Monday, September 18, 2017

Teaching Tip #13



Teacherscribe’s Teaching Tip #13


Since we moved to a 1:1 MacBook Air school, we have had to think more about how we deliver content.

Once a colleague at lunch asked, “How can we compete with Google?”  

As they said this, I pictured kids with their laptops open and surfing the net at will, totally un-engaged to what I was saying.

Then the solution hit me, and I told the teacher, “It’s simple.  We have to be more interesting than Google.”

That didn’t go over so well.

But it’s true.

Delivery matters.  Go back to Teaching Tip #5.  HOW we present information must change.  No doubt about it.

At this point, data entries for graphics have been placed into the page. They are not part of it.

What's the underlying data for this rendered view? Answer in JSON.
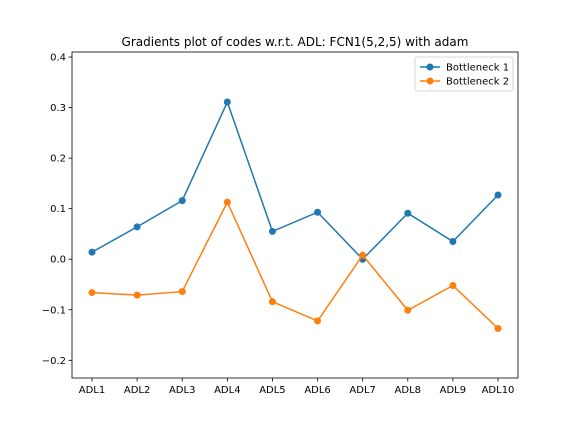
{
  "chart_data": {
    "type": "line",
    "title": "Gradients plot of codes w.r.t. ADL: FCN1(5,2,5) with adam",
    "xlabel": "",
    "ylabel": "",
    "categories": [
      "ADL1",
      "ADL2",
      "ADL3",
      "ADL4",
      "ADL5",
      "ADL6",
      "ADL7",
      "ADL8",
      "ADL9",
      "ADL10"
    ],
    "ylim": [
      -0.235,
      0.41
    ],
    "yticks": [
      -0.2,
      -0.1,
      0.0,
      0.1,
      0.2,
      0.3,
      0.4
    ],
    "ytick_labels": [
      "−0.2",
      "−0.1",
      "0.0",
      "0.1",
      "0.2",
      "0.3",
      "0.4"
    ],
    "grid": false,
    "legend_position": "top-right",
    "series": [
      {
        "name": "Bottleneck 1",
        "color": "#1f77b4",
        "values": [
          0.014,
          0.064,
          0.116,
          0.311,
          0.055,
          0.093,
          0.0,
          0.091,
          0.035,
          0.127
        ]
      },
      {
        "name": "Bottleneck 2",
        "color": "#ff7f0e",
        "values": [
          -0.066,
          -0.071,
          -0.064,
          0.113,
          -0.084,
          -0.122,
          0.008,
          -0.101,
          -0.052,
          -0.137
        ]
      }
    ]
  }
}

Case in point:  I used to teach a highly engaging murder mystery, “Lamb to the Slaughter,” by Roald Dahl, in my Lit and Lang 9R class.  

The story is set in the 1950s.  Of course, kids today have no idea what life in the 1950s was like.  At all.  They think it was just like today.  Minus smart phones.

When I began to pre-teach the setting of the piece, I realized the kids were tuned out and bored.  Thus, I said, “Stop.  Take out your laptops.  Find out what life was like in the 1950s.  Use whatever sites you want.  I’d start with Google.”

Then I put on the board questions to guide them like “How much did a pop cost in 1950?” “What were the popular TV shows in 1950?” “Who was president in 1950?” “How much was minimum wage in 1950?” “What was the most popular occupation for women in 1950?”  “Can you find any videos on Youtube from 1950?” And so on.

Suddenly, kids were more engaged.  I’m not saying they were living the dream, but they were far more engaged than just listening to me tell them about life in 1950.

That’s when I realized the hard truth behind this line from the article linked above -

If your mindset is that a teacher’s main job is content delivery, then they’ve just been outsourced by Netflix and YouTube.

How has your content deliver changed to engage students more effectively since we moved to a 1:1 environment?